We just moved from our larger house to a smaller place and had only a few months to get things put together. Condensed the haunt, made it tighter, and added some new special laser effect (even though I totally forgot about my vortex laser). It ran across the front of the house, into the garage, then out the side.

Mini-maze is made from pallets and plastic walls.
Laboratory walls are 4x8 panels. Decontamination chamber starts with a 10x10 popup then into the garage for the laser effects.
A big hit was the Candy Table of Doom at the end.

Great support from a fellow member of Garage of Evil that played my doctor. Family, neighbors and friend filled the rest of actors.

We had about 250 tot's, much smaller than last year. But the once quiet neighborhood loved it and demanded I do it again next year.


----------



## Spooky1 (Aug 25, 2008)

You did a good job fitting the haunt to your new place. Since I work in a lab, I like the mad scientist lab. I bet there were lots of ToTs that had to be convinced to reach for the candy.


----------



## RoxyBlue (Oct 6, 2008)

Damn, that last shot made me jump! I really liked the lab - good choice for the actor, too.

The candy dish set up was a hoot. Everyone was convinced something was going to grab them when they reached in for candy, which just goes to show how well people can scare thermselves.


----------



## Hauntiholik (May 17, 2006)

"people of the blue-green waters" I like it!


----------



## BadMonkey (Sep 7, 2011)

Really great job! Definite inspiration for next year!


----------



## Drago (Sep 5, 2011)

very nice set up!!! that candy box idea is indeed great.


----------



## CoolDJTV (Jun 28, 2011)

nice


----------



## CreeepyCathy (Mar 28, 2009)

great job!!!


----------



## Warrant2000 (Oct 8, 2008)

Thanks for the kind words everyone, it really means a lot.

I used the same table last year but the hole was wide open, so they could see straight into it. Not scary. This year I obscured the hole by overlapping two pieces of neoprene (from a camping sleep pad) blocking the view and making it hard to get a hand into it. Larger hands had to wiggle and squirm their way in.

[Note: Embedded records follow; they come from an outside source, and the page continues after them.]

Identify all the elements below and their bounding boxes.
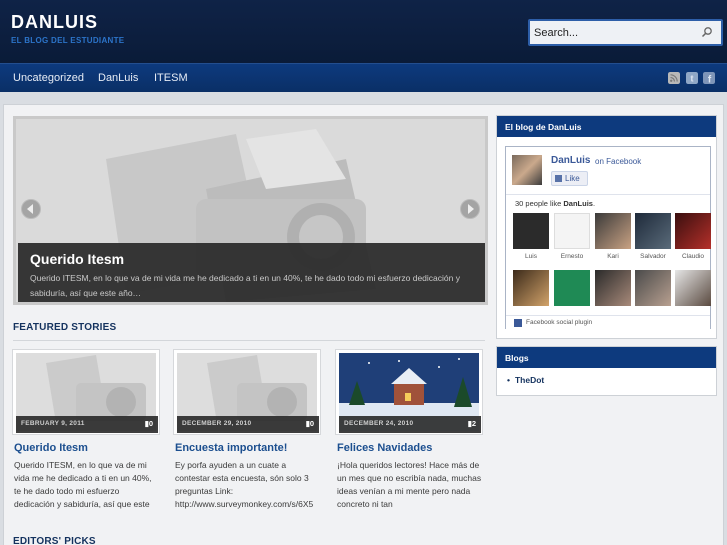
nav-item-uncategorized[interactable]: Uncategorized: [13, 72, 84, 84]
card-title[interactable]: Querido Itesm: [14, 442, 88, 454]
comment-count-value: 2: [471, 419, 476, 428]
blogs-widget: Blogs TheDot: [496, 346, 717, 396]
card-excerpt: Querido ITESM, en lo que va de mi vida m…: [14, 460, 152, 509]
slider-next-button[interactable]: [460, 199, 480, 219]
search-input[interactable]: [534, 25, 694, 41]
fb-on-facebook: on Facebook: [595, 157, 642, 166]
arrow-right-icon: [468, 204, 474, 214]
like-button[interactable]: Like: [551, 171, 588, 186]
fb-plugin-label[interactable]: Facebook social plugin: [526, 319, 592, 326]
card-excerpt: Ey porfa ayuden a un cuate a contestar e…: [175, 460, 314, 509]
section-divider: [13, 340, 485, 341]
slide-caption: Querido Itesm Querido ITESM, en lo que v…: [18, 243, 485, 302]
facebook-icon[interactable]: f: [703, 72, 715, 84]
featured-card: DECEMBER 24, 2010 ▮2 Felices Navidades ¡…: [335, 349, 485, 545]
fb-like-box: DanLuis on Facebook Like 30 people like …: [505, 146, 711, 329]
fan-name: Kari: [607, 253, 619, 260]
card-date: FEBRUARY 9, 2011: [21, 420, 85, 427]
comment-count[interactable]: ▮2: [468, 419, 476, 428]
fb-count-suffix: .: [592, 199, 596, 208]
fb-plugin-footer: Facebook social plugin: [506, 315, 710, 329]
site-title[interactable]: DANLUIS: [11, 12, 98, 33]
fan-item[interactable]: Claudio: [675, 213, 711, 260]
card-meta-bar: DECEMBER 29, 2010 ▮0: [177, 416, 319, 433]
svg-text:t: t: [691, 74, 694, 84]
editors-picks-heading: EDITORS' PICKS: [13, 536, 96, 545]
site-tagline: EL BLOG DEL ESTUDIANTE: [11, 36, 125, 45]
fb-count-prefix: 30 people like: [515, 199, 564, 208]
fan-item[interactable]: Ernesto: [554, 213, 590, 260]
card-thumbnail[interactable]: DECEMBER 24, 2010 ▮2: [335, 349, 483, 435]
search-box[interactable]: [528, 19, 723, 46]
fb-like-count: 30 people like DanLuis.: [515, 199, 595, 208]
arrow-left-icon: [27, 204, 33, 214]
fan-item[interactable]: [675, 270, 711, 310]
comment-count-value: 0: [309, 419, 314, 428]
slider-prev-button[interactable]: [21, 199, 41, 219]
facebook-widget: El blog de DanLuis DanLuis on Facebook L…: [496, 115, 717, 339]
divider: [506, 194, 710, 195]
search-icon[interactable]: [701, 26, 713, 38]
fan-item[interactable]: Luis: [513, 213, 549, 260]
fan-item[interactable]: [595, 270, 631, 310]
blog-link[interactable]: TheDot: [507, 375, 716, 385]
blogs-list: TheDot: [497, 368, 716, 385]
fan-name: Salvador: [640, 253, 666, 260]
card-date: DECEMBER 24, 2010: [344, 420, 414, 427]
card-date: DECEMBER 29, 2010: [182, 420, 252, 427]
comment-count-value: 0: [148, 419, 153, 428]
fan-name: Claudio: [681, 253, 705, 260]
avatar[interactable]: [512, 155, 542, 185]
fan-item[interactable]: [513, 270, 549, 310]
widget-title: Blogs: [497, 347, 716, 368]
fb-count-name: DanLuis: [563, 199, 593, 208]
like-label: Like: [565, 174, 580, 183]
fan-item[interactable]: Kari: [595, 213, 631, 260]
featured-card: DECEMBER 29, 2010 ▮0 Encuesta importante…: [173, 349, 323, 545]
featured-heading: FEATURED STORIES: [13, 322, 117, 333]
card-thumbnail[interactable]: FEBRUARY 9, 2011 ▮0: [12, 349, 160, 435]
site-header: DANLUIS EL BLOG DEL ESTUDIANTE: [0, 0, 727, 63]
widget-title: El blog de DanLuis: [497, 116, 716, 137]
comment-count[interactable]: ▮0: [306, 419, 314, 428]
fan-name: Ernesto: [560, 253, 584, 260]
fan-item[interactable]: [635, 270, 671, 310]
card-title[interactable]: Encuesta importante!: [175, 442, 287, 454]
thumbs-up-icon: [555, 175, 562, 182]
nav-item-danluis[interactable]: DanLuis: [98, 72, 138, 84]
slide-excerpt: Querido ITESM, en lo que va de mi vida m…: [30, 273, 460, 298]
comment-count[interactable]: ▮0: [145, 419, 153, 428]
card-excerpt: ¡Hola queridos lectores! Hace más de un …: [337, 460, 482, 509]
featured-card: FEBRUARY 9, 2011 ▮0 Querido Itesm Querid…: [12, 349, 162, 545]
nav-item-itesm[interactable]: ITESM: [154, 72, 188, 84]
card-meta-bar: DECEMBER 24, 2010 ▮2: [339, 416, 481, 433]
card-meta-bar: FEBRUARY 9, 2011 ▮0: [16, 416, 158, 433]
card-thumbnail[interactable]: DECEMBER 29, 2010 ▮0: [173, 349, 321, 435]
card-title[interactable]: Felices Navidades: [337, 442, 432, 454]
twitter-icon[interactable]: t: [686, 72, 698, 84]
fan-item[interactable]: Salvador: [635, 213, 671, 260]
fan-item[interactable]: [554, 270, 590, 310]
fan-name: Luis: [525, 253, 537, 260]
fb-page-name[interactable]: DanLuis: [551, 155, 590, 166]
facebook-icon: [514, 319, 522, 327]
slide-title[interactable]: Querido Itesm: [30, 251, 124, 267]
rss-icon[interactable]: [668, 72, 680, 84]
featured-slider[interactable]: Querido Itesm Querido ITESM, en lo que v…: [13, 116, 488, 305]
content-area: Querido Itesm Querido ITESM, en lo que v…: [3, 104, 724, 545]
main-nav: Uncategorized DanLuis ITESM t f: [0, 63, 727, 92]
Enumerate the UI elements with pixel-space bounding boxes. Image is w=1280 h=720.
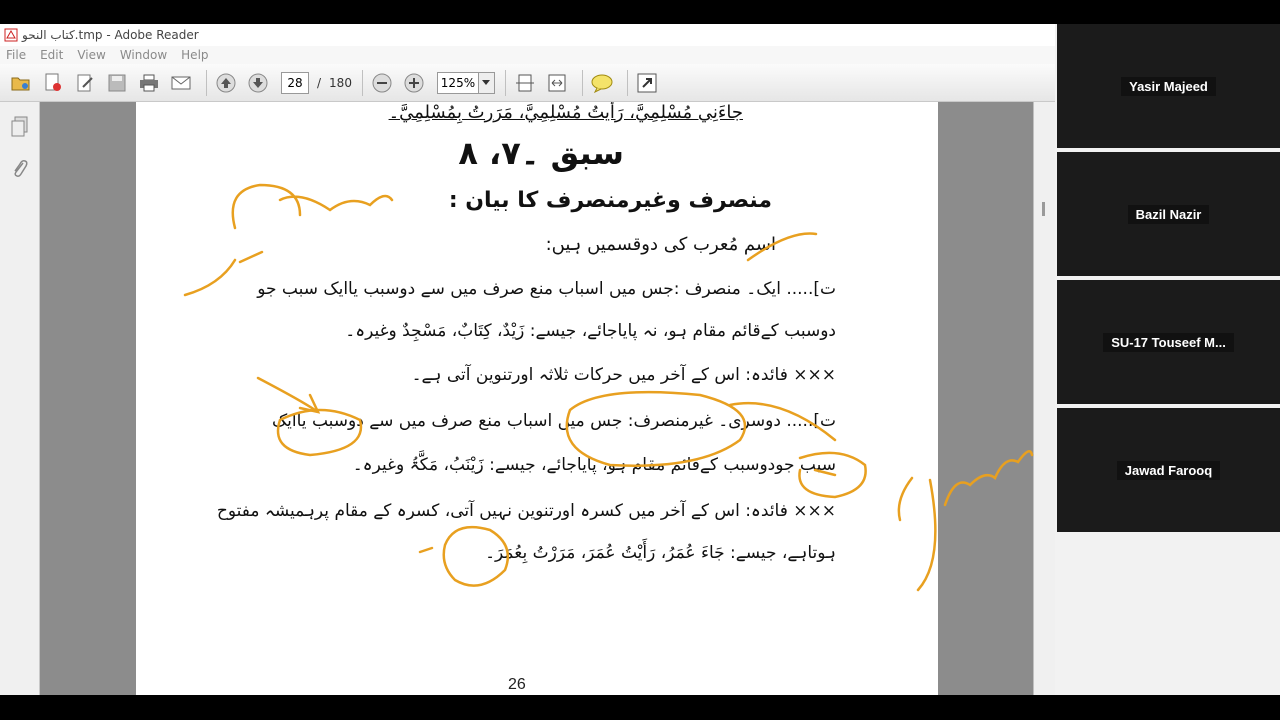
- menu-window[interactable]: Window: [120, 48, 167, 62]
- text-line-3: دوسبب کےقائم مقام ہو، نہ پایاجائے، جیسے:…: [345, 321, 836, 341]
- participants-panel: Yasir Majeed Bazil Nazir SU-17 Touseef M…: [1055, 24, 1280, 695]
- folder-open-icon: [11, 77, 30, 90]
- print-button[interactable]: [136, 70, 162, 96]
- expand-icon: [637, 73, 657, 92]
- page-number-input[interactable]: 28: [281, 71, 309, 94]
- participant-tile[interactable]: Yasir Majeed: [1057, 24, 1280, 148]
- toolbar: 28 / 180 125%: [0, 64, 1055, 102]
- text-line-7: ××× فائدہ: اس کے آخر میں کسرہ اورتنوین ن…: [216, 501, 836, 521]
- zoom-in-button[interactable]: [401, 70, 427, 96]
- top-black-bar: [0, 0, 1280, 24]
- text-line-6: سبب جودوسبب کےقائم مقام ہو، پایاجائے، جی…: [352, 455, 836, 475]
- text-line-1: اسم مُعرب کی دوقسمیں ہیں:: [545, 234, 776, 255]
- participant-name: Bazil Nazir: [1127, 204, 1210, 224]
- menu-edit[interactable]: Edit: [40, 48, 63, 62]
- fit-page-icon: [515, 74, 534, 91]
- email-icon: [171, 76, 191, 89]
- scrollbar-thumb[interactable]: [1042, 202, 1045, 216]
- menu-view[interactable]: View: [77, 48, 105, 62]
- comment-button[interactable]: [589, 70, 615, 96]
- text-line-2: ت]..... ایک۔ منصرف :جس میں اسباب منع صرف…: [257, 279, 836, 299]
- minus-icon: [372, 73, 392, 92]
- lesson-heading: سبق ۔۷، ۸: [458, 134, 624, 172]
- zoom-select[interactable]: 125%: [436, 71, 495, 94]
- toolbar-separator: [626, 69, 628, 96]
- chevron-down-icon: [477, 72, 494, 93]
- plus-icon: [404, 73, 424, 92]
- arrow-down-icon: [248, 73, 268, 92]
- toolbar-separator: [361, 69, 363, 96]
- toolbar-separator: [581, 69, 583, 96]
- comment-icon: [591, 74, 613, 93]
- participant-tile[interactable]: SU-17 Touseef M...: [1057, 280, 1280, 404]
- right-scroll-panel[interactable]: [1033, 102, 1055, 695]
- create-pdf-icon: [45, 73, 61, 91]
- top-line: جاءَنِي مُسْلِمِيَّ، رَأيتُ مُسْلِمِيَّ،…: [388, 102, 743, 123]
- next-page-button[interactable]: [245, 70, 271, 96]
- zoom-value: 125%: [440, 75, 476, 90]
- fit-width-icon: [548, 74, 566, 91]
- pages-icon[interactable]: [10, 116, 30, 138]
- menu-bar: File Edit View Window Help: [0, 46, 1055, 64]
- page-separator: /: [317, 75, 322, 90]
- participant-name: Yasir Majeed: [1121, 76, 1216, 96]
- save-icon: [108, 74, 126, 91]
- fit-page-button[interactable]: [512, 70, 538, 96]
- toolbar-separator: [206, 69, 207, 96]
- menu-file[interactable]: File: [6, 48, 26, 62]
- text-line-8: ہوتاہے، جیسے: جَاءَ عُمَرُ، رَأَیْتُ عُم…: [485, 543, 836, 563]
- adobe-reader-window: كتاب النحو.tmp - Adobe Reader File Edit …: [0, 24, 1055, 695]
- menu-help[interactable]: Help: [181, 48, 208, 62]
- edit-document-icon: [77, 74, 93, 91]
- previous-page-button[interactable]: [213, 70, 239, 96]
- create-pdf-button[interactable]: [40, 70, 66, 96]
- paperclip-icon[interactable]: [10, 158, 30, 180]
- page-total: 180: [329, 75, 352, 90]
- title-bar: كتاب النحو.tmp - Adobe Reader: [0, 24, 1055, 46]
- email-button[interactable]: [168, 70, 194, 96]
- page-number: 26: [508, 676, 526, 693]
- pdf-file-icon: [4, 28, 18, 42]
- edit-button[interactable]: [72, 70, 98, 96]
- participant-tile[interactable]: Jawad Farooq: [1057, 408, 1280, 532]
- participant-tile[interactable]: Bazil Nazir: [1057, 152, 1280, 276]
- bottom-black-bar: [0, 695, 1280, 720]
- text-line-5: ت]..... دوسری۔ غیرمنصرف: جس میں اسباب من…: [271, 411, 836, 431]
- navigation-panel: [0, 102, 40, 695]
- participant-name: SU-17 Touseef M...: [1103, 332, 1234, 352]
- open-button[interactable]: [8, 70, 34, 96]
- expand-button[interactable]: [634, 70, 660, 96]
- pdf-page: جاءَنِي مُسْلِمِيَّ، رَأيتُ مُسْلِمِيَّ،…: [136, 102, 938, 695]
- window-title: كتاب النحو.tmp - Adobe Reader: [22, 28, 199, 42]
- lesson-subheading: منصرف وغیرمنصرف کا بیان :: [448, 188, 772, 213]
- toolbar-separator: [504, 69, 506, 96]
- document-area[interactable]: جاءَنِي مُسْلِمِيَّ، رَأيتُ مُسْلِمِيَّ،…: [40, 102, 1033, 695]
- arrow-up-icon: [216, 73, 236, 92]
- text-line-4: ××× فائدہ: اس کے آخر میں حرکات ثلاثہ اور…: [411, 365, 836, 385]
- fit-width-button[interactable]: [544, 70, 570, 96]
- participant-name: Jawad Farooq: [1116, 460, 1221, 480]
- save-button[interactable]: [104, 70, 130, 96]
- zoom-out-button[interactable]: [369, 70, 395, 96]
- print-icon: [140, 74, 158, 91]
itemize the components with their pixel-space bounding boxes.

The candy container inside was a large plastic pretzel jug, fitted with a dozen zipties pointed inward - giving it a creepy scratching feeling. I reinforced the mounting with two bands of metal plumbers tape just in case.

Plan for next year: get a deeper container so they have to reach farther; add an air blast jet on the palm side; maybe add a moveable clamp with 2 wet sponges.

The motto at our haunt, "You have to earn it. There is no free candy..." 

muahahaha....


----------



## nixie (Sep 17, 2008)

Very, very cool!!


----------



## Darkmaster (May 9, 2009)

Great ideas and loved the ending!


----------



## HalloweenZombie (Jul 22, 2007)

Your haunt it a TOT's dream. Excellent. Huge crowd too!


----------